The price is the amount of payment received in exchange for a product or service. Discount is the reduction in price from the original price. We can calculate discount by dividing the discounted price by the original price, and multiplying the result by 100 to convert it to a percentage.
Why discount is important?
The importance of discount is paramount specially in the present market scenario. With the stiff competition prevailing in the economy, almost every business is offering discounts to the consumer to entice them to make purchases despite market conditions. Here are some common reasons why offering a discount is a good idea:
- Offers and discounts are a great way to increase sales and gain new customers.
- Discounts are not only offered to reduce the price of a product, but to increase your sales and to increase interest in your product.
- Discounts can be offered on a wide range of things, from a simple percentage off, to free shipping and handling.
- Offering discounts is a great way to gain new customers, as they can be offered at the point of sale, or even online.
What are the disadvantages of discounts?
Many people regard discounts as the best way to increase their sales. They think that the more discounts they offer, the more customers they will attract. While this can be true, there are also some disadvantages of discounts.

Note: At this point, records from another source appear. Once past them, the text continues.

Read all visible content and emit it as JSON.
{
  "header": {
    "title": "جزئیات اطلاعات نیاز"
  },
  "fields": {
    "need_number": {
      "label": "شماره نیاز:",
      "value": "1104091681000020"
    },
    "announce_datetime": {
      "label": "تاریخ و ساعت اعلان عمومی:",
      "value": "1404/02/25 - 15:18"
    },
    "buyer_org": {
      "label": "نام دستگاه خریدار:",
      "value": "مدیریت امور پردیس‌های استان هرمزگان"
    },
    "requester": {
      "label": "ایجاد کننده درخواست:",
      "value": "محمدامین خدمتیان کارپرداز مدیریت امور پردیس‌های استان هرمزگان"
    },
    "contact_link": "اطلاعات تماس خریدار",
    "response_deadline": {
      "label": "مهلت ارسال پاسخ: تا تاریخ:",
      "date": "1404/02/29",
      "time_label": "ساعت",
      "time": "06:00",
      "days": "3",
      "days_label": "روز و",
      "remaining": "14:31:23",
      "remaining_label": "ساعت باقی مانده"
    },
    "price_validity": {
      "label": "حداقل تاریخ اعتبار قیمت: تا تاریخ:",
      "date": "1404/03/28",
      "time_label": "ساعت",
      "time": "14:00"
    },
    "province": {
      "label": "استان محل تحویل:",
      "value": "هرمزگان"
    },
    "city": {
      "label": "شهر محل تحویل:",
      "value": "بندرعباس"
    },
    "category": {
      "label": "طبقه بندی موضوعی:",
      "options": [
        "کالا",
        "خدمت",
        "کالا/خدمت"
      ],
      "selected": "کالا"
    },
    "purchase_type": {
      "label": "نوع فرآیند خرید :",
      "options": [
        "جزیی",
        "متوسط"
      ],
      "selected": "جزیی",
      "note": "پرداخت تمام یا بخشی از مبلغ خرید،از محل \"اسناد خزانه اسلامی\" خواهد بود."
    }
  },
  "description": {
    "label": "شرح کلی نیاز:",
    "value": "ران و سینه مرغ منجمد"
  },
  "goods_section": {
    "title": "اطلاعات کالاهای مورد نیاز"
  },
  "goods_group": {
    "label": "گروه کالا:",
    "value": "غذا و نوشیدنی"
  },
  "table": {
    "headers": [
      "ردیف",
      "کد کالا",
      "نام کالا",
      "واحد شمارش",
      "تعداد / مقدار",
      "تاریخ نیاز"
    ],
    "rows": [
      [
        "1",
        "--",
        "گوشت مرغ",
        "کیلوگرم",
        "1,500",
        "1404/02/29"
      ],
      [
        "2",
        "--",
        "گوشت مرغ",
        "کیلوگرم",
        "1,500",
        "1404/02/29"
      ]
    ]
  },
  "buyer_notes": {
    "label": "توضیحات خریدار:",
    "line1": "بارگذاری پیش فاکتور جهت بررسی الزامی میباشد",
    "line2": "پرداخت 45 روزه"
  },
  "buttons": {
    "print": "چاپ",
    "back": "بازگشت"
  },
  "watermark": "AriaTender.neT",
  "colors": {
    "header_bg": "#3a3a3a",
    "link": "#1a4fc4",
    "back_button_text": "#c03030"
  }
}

When some customers see that a product is discounted, they may be less likely to buy it since it is perceived as being cheap or lacking in demand. If customers always wait for discounts and sales, then your business will not grow. You should try to cultivate the habit of buying in the customers' mind, instead of relying on sales.
If used too often, discounts could reduce the overall margin of your business. This can be due to the reduction of profit per unit sold and the need to sell more units to achieve the same return on investment on product inventory.
Why are people attracted to discounts?
Most discounts operate on the principle of urgency, as they are only available for a limited time. People are likely to lose money if they do not purchase the product now, at the discounted price. There is a sense of urgency. Discounts work because people are afraid of missing out and businesses use this to their advantage.
The reason people love discounts is because of the cognitive bias called loss aversion. We always want to avoid loss and we would rather accept a small gain. This is because it gives us a feeling of control over a situation, even if it is small. In marketing, this is referred to as the 'sunk cost fallacy'.
What is the discount formula?
The discount formula is used to find the difference between the original price and the discounted price (also known as sale price). In other words, it is the rate that is discounted in order to calculate the present value. The discount rate formula is actually very simple:
Discount = (price - sale price) / price x 100
You need to subtract the sale price from the original price, then divide by the original price to get a decimal value. We then multiply the result by 100 to convert it to a percentage.